Not against online learning
Miron is all for online learning. He just feels that it can be delivered better through the existing public education system.
“Online learning is an important education tool for students. I’m not against online schools at all, but years of research and evaluation show that students achieve better results when that learning takes place in a public school setting,” Miron says.
In his time visiting New Zealand, he has been impressed by the Virtual Learning Networks and other resources our system has to connect learners in remote locations.
He believes that over the next 10 to 15 years schools are going to become more and more innovative with how they integrate digital technology into their teaching and learning programmes – whether the Government is on board or not.
Parata describes COOLs as an “innovative way of delivering education [that] offers a digital option to engage students, grow their digital fluency, and connect them even more to 21st century opportunities”. Miron doesn’t think there is any need for another option outside of what can be provided through state education.
“Is there a need for a parallel system?” he asks. “New Zealand already has high quality and innovative online education within the state school system; growing and developing those resources may be the best way forward.”

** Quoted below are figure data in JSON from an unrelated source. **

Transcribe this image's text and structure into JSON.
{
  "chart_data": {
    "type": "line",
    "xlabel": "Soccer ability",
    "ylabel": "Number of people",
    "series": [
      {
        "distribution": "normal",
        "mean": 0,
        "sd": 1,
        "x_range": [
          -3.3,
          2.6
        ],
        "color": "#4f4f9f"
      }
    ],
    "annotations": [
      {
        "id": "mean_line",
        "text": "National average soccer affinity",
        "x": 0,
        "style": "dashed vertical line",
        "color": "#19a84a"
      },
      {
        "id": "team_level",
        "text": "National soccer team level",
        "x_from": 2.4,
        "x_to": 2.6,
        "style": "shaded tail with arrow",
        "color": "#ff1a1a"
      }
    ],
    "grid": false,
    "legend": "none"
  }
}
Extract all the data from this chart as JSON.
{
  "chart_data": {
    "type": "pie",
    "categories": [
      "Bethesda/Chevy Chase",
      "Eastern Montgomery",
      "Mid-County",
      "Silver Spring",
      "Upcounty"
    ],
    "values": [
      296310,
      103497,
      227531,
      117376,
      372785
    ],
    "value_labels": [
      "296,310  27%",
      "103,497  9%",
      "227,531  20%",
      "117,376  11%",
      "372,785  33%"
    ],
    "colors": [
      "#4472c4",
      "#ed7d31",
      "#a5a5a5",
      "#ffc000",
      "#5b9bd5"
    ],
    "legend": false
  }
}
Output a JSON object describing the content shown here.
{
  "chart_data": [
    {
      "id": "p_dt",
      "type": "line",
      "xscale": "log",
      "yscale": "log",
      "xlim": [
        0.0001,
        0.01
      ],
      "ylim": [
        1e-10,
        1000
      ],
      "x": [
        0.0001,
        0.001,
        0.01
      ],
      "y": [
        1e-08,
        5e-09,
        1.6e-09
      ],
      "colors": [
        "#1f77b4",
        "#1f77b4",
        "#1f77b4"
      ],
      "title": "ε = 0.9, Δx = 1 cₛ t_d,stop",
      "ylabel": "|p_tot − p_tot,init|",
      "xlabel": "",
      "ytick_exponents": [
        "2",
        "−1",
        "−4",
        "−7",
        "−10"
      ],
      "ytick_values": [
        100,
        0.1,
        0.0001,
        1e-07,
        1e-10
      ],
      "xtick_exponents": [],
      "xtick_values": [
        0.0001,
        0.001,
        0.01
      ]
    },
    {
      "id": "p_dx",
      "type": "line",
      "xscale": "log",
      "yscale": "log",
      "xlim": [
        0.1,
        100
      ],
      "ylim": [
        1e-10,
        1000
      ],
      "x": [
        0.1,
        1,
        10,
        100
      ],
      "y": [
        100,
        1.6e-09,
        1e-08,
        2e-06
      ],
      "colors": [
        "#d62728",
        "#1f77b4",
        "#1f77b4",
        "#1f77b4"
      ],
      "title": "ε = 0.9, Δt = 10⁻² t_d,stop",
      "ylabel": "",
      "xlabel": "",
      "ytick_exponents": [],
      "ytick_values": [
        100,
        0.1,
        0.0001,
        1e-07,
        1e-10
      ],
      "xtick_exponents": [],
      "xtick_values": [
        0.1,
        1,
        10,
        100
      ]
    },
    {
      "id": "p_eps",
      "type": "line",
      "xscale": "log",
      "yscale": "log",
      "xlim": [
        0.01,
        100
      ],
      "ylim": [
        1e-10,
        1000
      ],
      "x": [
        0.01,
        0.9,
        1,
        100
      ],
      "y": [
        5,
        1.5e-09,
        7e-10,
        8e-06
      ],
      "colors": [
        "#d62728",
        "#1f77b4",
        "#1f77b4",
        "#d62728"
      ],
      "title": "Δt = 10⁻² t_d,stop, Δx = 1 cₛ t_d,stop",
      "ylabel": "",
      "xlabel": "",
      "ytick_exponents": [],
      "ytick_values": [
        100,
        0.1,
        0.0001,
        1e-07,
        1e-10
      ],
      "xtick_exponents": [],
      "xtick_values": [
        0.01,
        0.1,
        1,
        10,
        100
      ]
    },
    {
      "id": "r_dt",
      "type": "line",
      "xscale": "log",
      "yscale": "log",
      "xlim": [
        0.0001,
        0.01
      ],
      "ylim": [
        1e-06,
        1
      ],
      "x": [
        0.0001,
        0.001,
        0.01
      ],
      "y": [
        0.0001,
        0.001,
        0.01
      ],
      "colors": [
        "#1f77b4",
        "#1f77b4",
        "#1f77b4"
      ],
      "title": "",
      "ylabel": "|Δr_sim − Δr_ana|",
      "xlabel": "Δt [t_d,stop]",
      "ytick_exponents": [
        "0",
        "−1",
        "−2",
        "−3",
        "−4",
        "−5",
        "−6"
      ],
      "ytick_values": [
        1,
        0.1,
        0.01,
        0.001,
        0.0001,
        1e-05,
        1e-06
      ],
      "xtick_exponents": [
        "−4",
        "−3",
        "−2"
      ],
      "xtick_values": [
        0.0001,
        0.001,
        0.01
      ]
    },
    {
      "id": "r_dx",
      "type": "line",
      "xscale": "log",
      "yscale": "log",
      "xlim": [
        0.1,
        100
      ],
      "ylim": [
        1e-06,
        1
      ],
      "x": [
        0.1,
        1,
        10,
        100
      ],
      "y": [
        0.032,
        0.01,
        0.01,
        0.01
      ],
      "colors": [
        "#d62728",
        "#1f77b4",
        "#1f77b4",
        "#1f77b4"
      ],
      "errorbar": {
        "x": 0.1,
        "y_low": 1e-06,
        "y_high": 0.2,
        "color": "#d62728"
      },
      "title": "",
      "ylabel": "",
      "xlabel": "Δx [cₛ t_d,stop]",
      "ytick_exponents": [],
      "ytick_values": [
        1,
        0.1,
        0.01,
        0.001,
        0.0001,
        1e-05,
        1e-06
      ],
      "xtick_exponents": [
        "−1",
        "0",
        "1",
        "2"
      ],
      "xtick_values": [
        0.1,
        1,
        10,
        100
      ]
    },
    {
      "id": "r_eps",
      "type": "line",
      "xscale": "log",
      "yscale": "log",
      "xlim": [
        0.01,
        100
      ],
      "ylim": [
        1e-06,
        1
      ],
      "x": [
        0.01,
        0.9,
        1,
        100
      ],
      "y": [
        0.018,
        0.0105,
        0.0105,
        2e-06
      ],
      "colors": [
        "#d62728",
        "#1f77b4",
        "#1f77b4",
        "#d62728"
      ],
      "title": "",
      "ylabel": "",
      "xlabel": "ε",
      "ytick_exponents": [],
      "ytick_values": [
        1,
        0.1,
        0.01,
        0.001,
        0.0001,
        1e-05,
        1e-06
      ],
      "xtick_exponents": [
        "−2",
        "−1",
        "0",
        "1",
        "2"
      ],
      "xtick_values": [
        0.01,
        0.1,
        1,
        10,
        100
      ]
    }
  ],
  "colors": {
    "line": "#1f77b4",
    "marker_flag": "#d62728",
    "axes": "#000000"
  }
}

Parata says that the COOLs will be tightly monitored, however Miron is doubtful. He says that although the US cyberschools are also heavily regulated and subject to quality control measures, they are continuing to perform poorly.
He is also concerned that the organisations driving the cyberschools are looking to expand globally. He gives the example of the chief executive of one organisation – K12 Inc – who, incidentally, took home an annual salary of $17 million – who is looking to expand his cyberschool model into Southeast Asia and beyond.
Based on the US experience, it doesn’t seem like a path for New Zealand education, especially when there are so many exciting developments happening already in our schools around digital technology and virtual learning. Why not look to expand on our existing strengths instead?
Editor's note: This article has been amended since print publication.